La vitesse vertigineuse à laquelle Ovide passe d'un épisode à l'autre conduit à une autre qualité essentielle de son magnum opus, celle de l'accumulation :

Il faut dire qu'Ovide ne recourt que rarement à ces complexités structurelles : la passion qui domine ses compétences de composition n'est pas l'organisation systématique mais l'accumulation, et celle-ci doit être combinée avec des variations de point de vue et des changements de rythme.

Les qualités que Calvino met en évidence dans le texte poétique suggèrent des modèles cinématographiques qui échappent aux trajectoires dominantes du cinéma.
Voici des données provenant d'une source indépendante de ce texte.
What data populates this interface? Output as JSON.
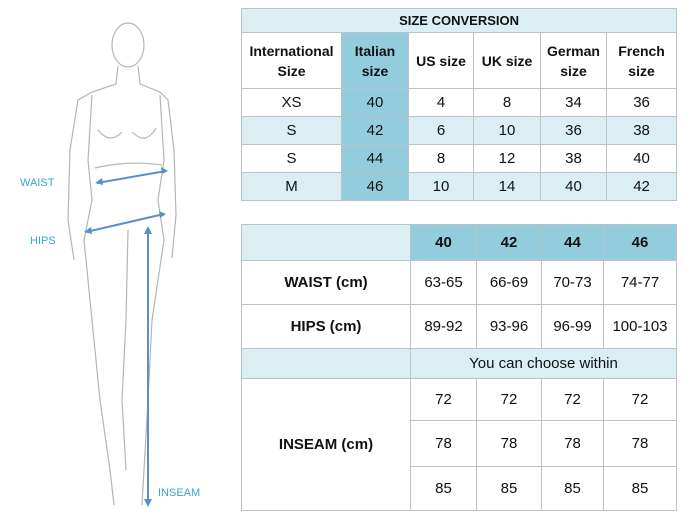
{
  "figure_labels": {
    "waist": "WAIST",
    "hips": "HIPS",
    "inseam": "INSEAM"
  },
  "size_conversion": {
    "title": "SIZE CONVERSION",
    "headers": [
      "International Size",
      "Italian size",
      "US size",
      "UK size",
      "German size",
      "French size"
    ],
    "rows": [
      [
        "XS",
        40,
        4,
        8,
        34,
        36
      ],
      [
        "S",
        42,
        6,
        10,
        36,
        38
      ],
      [
        "S",
        44,
        8,
        12,
        38,
        40
      ],
      [
        "M",
        46,
        10,
        14,
        40,
        42
      ]
    ]
  },
  "measurements": {
    "sizes": [
      40,
      42,
      44,
      46
    ],
    "rows": [
      {
        "label": "WAIST (cm)",
        "values": [
          "63-65",
          "66-69",
          "70-73",
          "74-77"
        ]
      },
      {
        "label": "HIPS (cm)",
        "values": [
          "89-92",
          "93-96",
          "96-99",
          "100-103"
        ]
      }
    ],
    "note": "You can choose within",
    "inseam": {
      "label": "INSEAM (cm)",
      "values": [
        [
          72,
          72,
          72,
          72
        ],
        [
          78,
          78,
          78,
          78
        ],
        [
          85,
          85,
          85,
          85
        ]
      ]
    }
  }
}
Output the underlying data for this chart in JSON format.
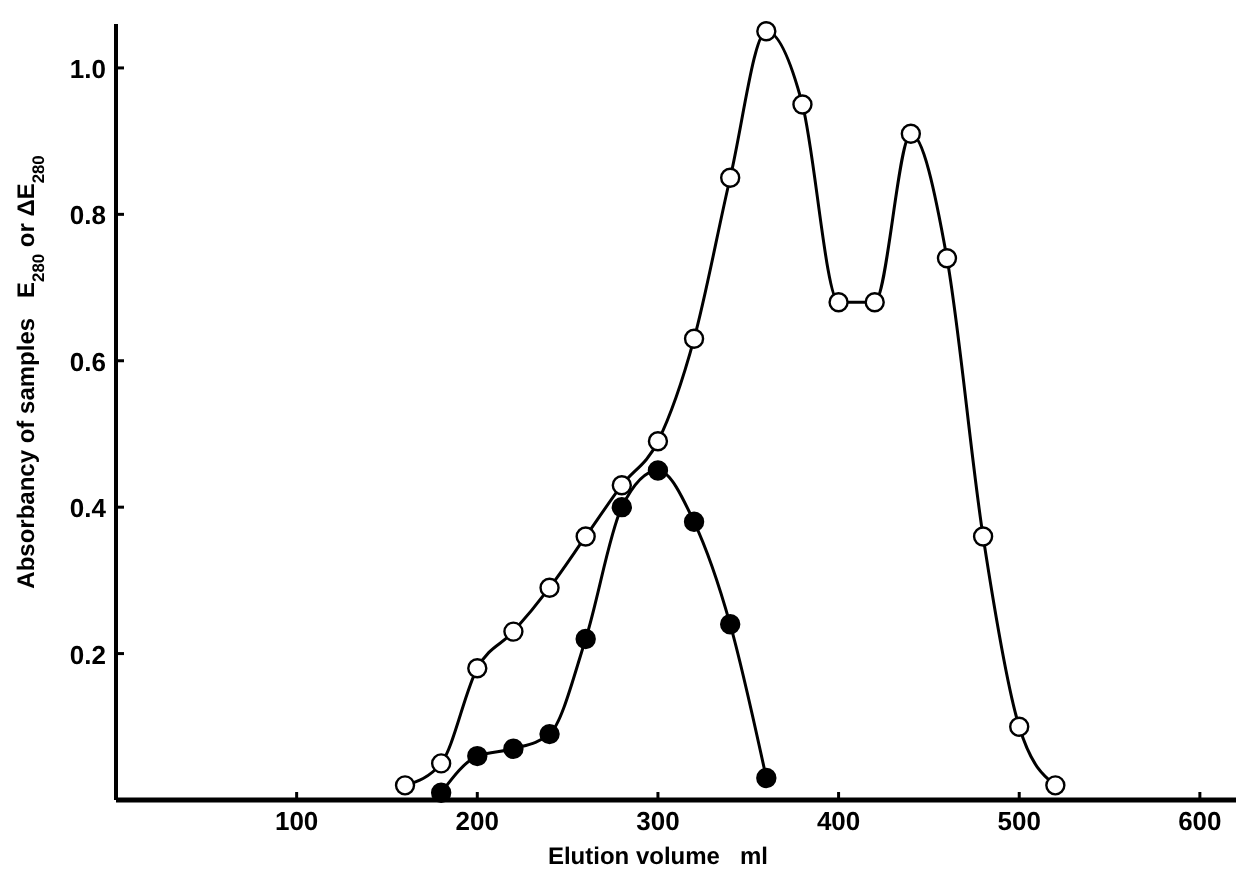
{
  "chart_data": {
    "type": "line",
    "xlabel": "Elution volume   ml",
    "ylabel": "Absorbancy of samples   E$_{280}$ or ΔE$_{280}$",
    "xlim": [
      0,
      620
    ],
    "ylim": [
      0,
      1.06
    ],
    "xticks": [
      100,
      200,
      300,
      400,
      500,
      600
    ],
    "yticks": [
      0.2,
      0.4,
      0.6,
      0.8,
      {
        "value": 1.0,
        "label": "1.0"
      }
    ],
    "grid": false,
    "marker": "circle",
    "line_style": "solid",
    "series": [
      {
        "color": "#000000",
        "x": [
          160,
          180,
          200,
          220,
          240,
          260,
          280,
          300,
          320,
          340,
          360,
          380,
          400,
          420,
          440,
          460,
          480,
          500,
          520
        ],
        "values": [
          0.02,
          0.05,
          0.18,
          0.23,
          0.29,
          0.36,
          0.43,
          0.49,
          0.63,
          0.85,
          1.05,
          0.95,
          0.68,
          0.68,
          0.91,
          0.74,
          0.36,
          0.1,
          0.02
        ]
      },
      {
        "color": "#000000",
        "x": [
          180,
          200,
          220,
          240,
          260,
          280,
          300,
          320,
          340,
          360
        ],
        "values": [
          0.01,
          0.06,
          0.07,
          0.09,
          0.22,
          0.4,
          0.45,
          0.38,
          0.24,
          0.03
        ]
      }
    ]
  }
}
Cette technique de métamorphose a été étudiée par Sceglov dans un essai extrêmement lucide et convaincant. « Toutes ces transformations », dit Sceglov, « concernent les caractéristiques physiques et spatiales distinctives qu'Ovide met généralement en évidence même dans des éléments non sujets à la métamorphose ("roche dure", "corps long", "dos courbé")... Grâce à sa connaissance des propriétés des choses, le poète fournit le chemin le plus court pour la métamorphose, parce qu'il sait à l'avance ce que l'homme a en commun avec les dauphins, ainsi que ce qui lui manque par rapport à eux, et ce qui leur manque par rapport à lui. Le point essentiel est que, puisqu'il dépeint le monde entier comme un système composé d'éléments élémentaires, le processus de transformation — ce phénomène le plus improbable et fantastique — est réduit à une séquence de processus tout à fait simples. L'événement n'est plus représenté comme un conte de fées mais plutôt comme une collection de faits quotidiens et réalistes (croître, diminuer, durcir, ramollir, courber, redresser, joindre, séparer, etc.). »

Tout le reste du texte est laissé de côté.